Friday, September 17, 2010

In The Time It Takes...

She delivered the news rather matter of factly. When she had gotten sober eight years ago she and her beau had had a hard relationship; hard drinking, hard sex, hard loving and hard knocks.

But she felt that had she not sobered up she would have gradually plunged down the hole of despair, desperate drinking and debauchery, she dragging him down and him returning the favor, pounding down drinks, drugs; using hard and living hard and fast.

So she cleaned up her act eight years ago and never looked back. And every now and then she would try to bring him along, each time tentatively testing the waters and then scurrying away as if bringing the sober word to him were the bogey man of his life.

Eight years passed. Last Friday she invited him to dinner and she made another cautious attempt to bring him into the fold and at last he seemed to finally get it and made a promise to try ever so hard to approach a sober life. Today would be the day.

She went home with some nervous trepidation but hopeful at the possible breakthrough until she heard the message on the answer machine. He had thought it over and he could not see himself honestly in sobriety and was sorry that he could not breach the rift of those years of pain.

And this morning she received a phone call that he was dead.

Just like that. Dead. The rift was too great the Stygian waters too swift and deep. What he was saying was that it was too late for him, for salvation and he was checking out.

She told us this so matter of factly because death, of late in the rooms has become rather matter of fact. But life for her and the rest of us requires these precious daily reminders to keep us coming back; reminders that it takes no time at all for death to claim us - only the time it takes to go out to dinner.

Monday, September 6, 2010

Slips, Inevitablity or Part of the Growth?

It is Labor Day here in the United States and if the typical course of events is to play out today, there will be much celebration, family and friend get-togethers and the usual holiday libations. If memory serves well those festivities will tend towards the over zealous and more inebriated and therefore are to be avoided or stood apart from by those of us in AA. And of course this morning's AA meeting, which was attended by at least sixty bright eyed drunks focused on the perils of holidays and the dangers of "slips".

The meeting was a beginners meeting and there were many in their first week of sobriety, some recently returned from 'experimenting' after periods of sobriety ("maybe I can have just one drink"), and others just joining the fellowship in order to achieve a modicum of peace in their lives trying to pick themselves up from the wreckage of some former existence. And the moderator turned the discussion to the topic of trying to avoid slips because, (and he quoted another AA from a few days before, "a drink isn't just a slip, it is a disaster"). And Emit shot his hand up to tell his story how he had after two sober years found himself romancing a drink in the most peculiar set of circumstances.

Emit had been two years sober, tidied up a previously codependent relationship, steadied his financial footing and generally regained years of whittling away of his physical and social life till he was well on the way to recovering a new life. So when he went on a date he felt he had his sobriety under control. She offered some wine and he felt he had this whole thing under control and would be able to take a glass of wine.

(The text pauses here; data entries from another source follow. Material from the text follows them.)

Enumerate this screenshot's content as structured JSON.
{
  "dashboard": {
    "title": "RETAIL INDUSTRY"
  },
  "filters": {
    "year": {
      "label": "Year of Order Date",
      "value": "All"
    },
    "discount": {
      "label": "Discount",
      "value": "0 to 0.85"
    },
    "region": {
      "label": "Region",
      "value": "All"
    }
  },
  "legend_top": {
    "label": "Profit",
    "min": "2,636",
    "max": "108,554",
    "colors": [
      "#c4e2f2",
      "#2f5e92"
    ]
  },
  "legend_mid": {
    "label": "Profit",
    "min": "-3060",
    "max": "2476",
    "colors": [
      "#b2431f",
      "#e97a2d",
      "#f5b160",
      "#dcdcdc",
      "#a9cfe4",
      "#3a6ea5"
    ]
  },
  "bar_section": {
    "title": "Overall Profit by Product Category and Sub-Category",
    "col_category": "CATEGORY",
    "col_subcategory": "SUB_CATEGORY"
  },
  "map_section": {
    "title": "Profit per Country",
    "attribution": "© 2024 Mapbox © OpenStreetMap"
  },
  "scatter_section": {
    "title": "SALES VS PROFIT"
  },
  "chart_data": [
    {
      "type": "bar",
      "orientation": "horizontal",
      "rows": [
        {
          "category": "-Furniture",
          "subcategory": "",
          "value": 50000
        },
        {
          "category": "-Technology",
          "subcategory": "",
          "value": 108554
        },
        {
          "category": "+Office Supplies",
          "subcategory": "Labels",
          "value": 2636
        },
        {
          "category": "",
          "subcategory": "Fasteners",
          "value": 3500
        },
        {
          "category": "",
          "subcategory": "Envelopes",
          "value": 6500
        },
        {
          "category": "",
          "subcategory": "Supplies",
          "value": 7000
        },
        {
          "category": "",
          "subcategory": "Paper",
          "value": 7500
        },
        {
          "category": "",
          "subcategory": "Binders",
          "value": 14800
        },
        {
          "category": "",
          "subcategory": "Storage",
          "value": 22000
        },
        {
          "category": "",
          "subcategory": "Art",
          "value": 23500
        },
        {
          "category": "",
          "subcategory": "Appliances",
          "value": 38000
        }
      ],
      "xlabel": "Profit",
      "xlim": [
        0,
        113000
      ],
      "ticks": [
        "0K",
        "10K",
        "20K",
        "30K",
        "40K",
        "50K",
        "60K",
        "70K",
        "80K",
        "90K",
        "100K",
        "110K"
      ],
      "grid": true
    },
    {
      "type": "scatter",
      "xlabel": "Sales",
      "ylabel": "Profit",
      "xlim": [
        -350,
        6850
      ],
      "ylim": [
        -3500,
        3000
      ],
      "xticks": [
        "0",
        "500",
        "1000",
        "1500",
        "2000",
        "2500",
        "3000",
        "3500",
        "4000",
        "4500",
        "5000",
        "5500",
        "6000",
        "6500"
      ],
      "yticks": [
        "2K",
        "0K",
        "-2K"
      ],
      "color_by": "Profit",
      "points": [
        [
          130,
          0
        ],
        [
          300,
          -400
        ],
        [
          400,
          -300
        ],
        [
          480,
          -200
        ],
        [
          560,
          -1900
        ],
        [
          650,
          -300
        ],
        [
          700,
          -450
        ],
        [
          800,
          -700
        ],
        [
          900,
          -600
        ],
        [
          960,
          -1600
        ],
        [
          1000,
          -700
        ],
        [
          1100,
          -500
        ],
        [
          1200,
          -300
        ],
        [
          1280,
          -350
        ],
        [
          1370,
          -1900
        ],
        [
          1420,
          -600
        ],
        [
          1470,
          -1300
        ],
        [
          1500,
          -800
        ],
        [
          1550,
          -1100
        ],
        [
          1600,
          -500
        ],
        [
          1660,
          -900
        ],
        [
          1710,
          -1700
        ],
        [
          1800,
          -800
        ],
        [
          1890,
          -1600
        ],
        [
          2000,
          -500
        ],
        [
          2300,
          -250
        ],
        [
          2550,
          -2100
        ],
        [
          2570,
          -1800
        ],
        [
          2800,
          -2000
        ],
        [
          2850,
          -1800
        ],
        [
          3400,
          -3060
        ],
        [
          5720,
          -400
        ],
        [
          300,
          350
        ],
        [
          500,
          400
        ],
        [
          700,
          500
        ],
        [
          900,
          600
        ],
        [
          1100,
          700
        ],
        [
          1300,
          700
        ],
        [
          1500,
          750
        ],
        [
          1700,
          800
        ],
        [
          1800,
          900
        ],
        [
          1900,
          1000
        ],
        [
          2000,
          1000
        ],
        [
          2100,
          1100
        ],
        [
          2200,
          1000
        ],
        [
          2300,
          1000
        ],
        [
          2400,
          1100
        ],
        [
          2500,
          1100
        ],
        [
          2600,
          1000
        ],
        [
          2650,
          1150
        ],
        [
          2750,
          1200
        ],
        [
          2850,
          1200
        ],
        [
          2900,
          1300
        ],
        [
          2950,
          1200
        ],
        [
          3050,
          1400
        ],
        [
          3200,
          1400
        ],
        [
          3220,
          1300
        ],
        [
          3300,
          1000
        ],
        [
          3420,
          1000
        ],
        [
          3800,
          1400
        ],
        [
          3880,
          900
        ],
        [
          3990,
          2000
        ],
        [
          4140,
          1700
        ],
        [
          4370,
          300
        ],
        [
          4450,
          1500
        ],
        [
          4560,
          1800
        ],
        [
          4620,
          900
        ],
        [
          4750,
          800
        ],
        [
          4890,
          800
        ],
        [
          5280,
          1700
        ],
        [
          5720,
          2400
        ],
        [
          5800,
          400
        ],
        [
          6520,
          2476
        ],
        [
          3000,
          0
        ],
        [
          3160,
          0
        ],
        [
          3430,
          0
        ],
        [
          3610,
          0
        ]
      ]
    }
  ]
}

Two days later in jail, having committed a crime in a blackout, his fiscal and social equanimity in a shambles he now learned that he cannot trust himself with one glass of wine. Because, he now knows that that led to 4 liters of vodka, blackouts, violent behavior and the lock up.

There are those who maintain that slips are not a requirement for growth in the program and others who warn that there is no guarantee that if you go out you will ever come back in. My experience has led me to believe that for myself, I could not convince myself of the severity of my disease until I "slipped" once, twice, three times, each time the recovery being more difficult, each time the fall even farther, each time hitting bottom even harder. But for me, and for most others sobriety does not come without a spiritual awakening and until that point sobriety only means not drinking and that is just being a dry drunk.

Until I began to see that I needed to cleanse my soul, to look into the center of my being, sobriety meant and would mean very little to and for me. Until this last time when I saw the reason for being sober. Actually I did not "see" any reason at all but rather "felt" the need for sobriety... the "need" to live. And until that happened, I would have never appreciated or understood life without a drink.

So as to whether slipping is the 'organic' way that one achieves sobriety, there are many who will attest to the fact that it is not a requirement.But for those lost souls like myself, if we are lucky enough to find our will and need to live before alcoholism claims us, then slips probably are an organic and inevitable part of the cycle of recovery.

Because one can try to adopt the steps with all one's heart, but actually believing them to the point where you can save yourself is where the promise of AA meets that desperate hope for life.